The Poles are generally over the river in Driel,away from the areas of the most hellish fighting,the so called hexenkessel of Oosterbeek and the western suburbs of Arnhem. Some polish troops did manage to get where they were meant to be,ie linked with the bulk of 1st airborne and did take part in the heroic defence of oosterbbek and the bridgehead accross the rhine and so you will occasionally see one or two veterns in the larger parades. The other reason would just be down to numbers. The Polish contribution ,on the ground,was less than a Brigade in size,a matter of hundreds of men rather than the thousands that were in the Full British Division so of course there will be less Polish veterns visable,but they are there if you look. I know here in Yorkshire there are,or were,many polish veterns of the battle,many of whom I was lucky enough to know as I grew up and know for a fact that anyone who studies the battle,or has a vague interest in it knows full well the fine contribution made by the 1stpipb.
OP MareGaea 29 | 2,752  
23 Sep 2009 /  #10
isthatu2

I know for sure that in Arnhem and surrounding areas (like my area) they are treated with deep respect and admiration. But that seems only naturally to me anyway. They came to liberate us and if the plan would have succeeded, the war would've been over by the end of 1944 and maybe, just maybe, things would look a bit different in Europe.

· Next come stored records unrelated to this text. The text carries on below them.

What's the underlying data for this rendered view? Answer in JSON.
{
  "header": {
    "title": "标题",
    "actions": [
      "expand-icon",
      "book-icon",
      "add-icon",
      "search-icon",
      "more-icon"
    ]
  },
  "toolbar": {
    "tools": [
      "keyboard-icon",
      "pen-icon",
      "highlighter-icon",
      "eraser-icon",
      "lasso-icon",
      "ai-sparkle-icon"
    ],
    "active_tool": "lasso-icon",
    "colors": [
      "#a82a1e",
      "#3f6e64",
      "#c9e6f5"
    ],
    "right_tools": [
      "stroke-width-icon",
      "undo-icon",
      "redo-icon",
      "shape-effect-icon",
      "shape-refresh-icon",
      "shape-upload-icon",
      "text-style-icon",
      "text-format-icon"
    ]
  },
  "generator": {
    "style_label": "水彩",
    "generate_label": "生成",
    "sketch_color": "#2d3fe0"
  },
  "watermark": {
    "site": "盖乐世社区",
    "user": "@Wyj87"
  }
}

Just wondering: how is Sosabowski looked upon in Poland? Is he, like other generals regarded as a hero or isn't he regarded much at all?

M-G (tiens)
Ziemowit 12 | 3,582  
23 Sep 2009 /  #11
I think General Sosabowski is one the greatest Poles of WW2 and I don't know if he gets the recognition he deserves in his own country.

I didn't know the name of General Sosabowski, though I can vaguely remember I must have read or heard a discussion in connection with him quite recently. Certainly, he's not an "icon" name in Poland, such as General Anders or General Sosnkowski, not to mention General Sikorski. But people who are more interested in the history of the WWII must surely have heard of him.

This Dutch friend of mine I have mentioned seemed to have been subjected to a "brainwash" about the battle of Arnhem by his male relatives. He was describing stories told by them as "never ending" ones. The battle must have been going on in his backyard, too, as he appeared to understand most of the captions under the maps and photographs in the Polish book we were looking upon in the bookshop in Warsaw. Otherwise, he didn't speak a single word of Polish!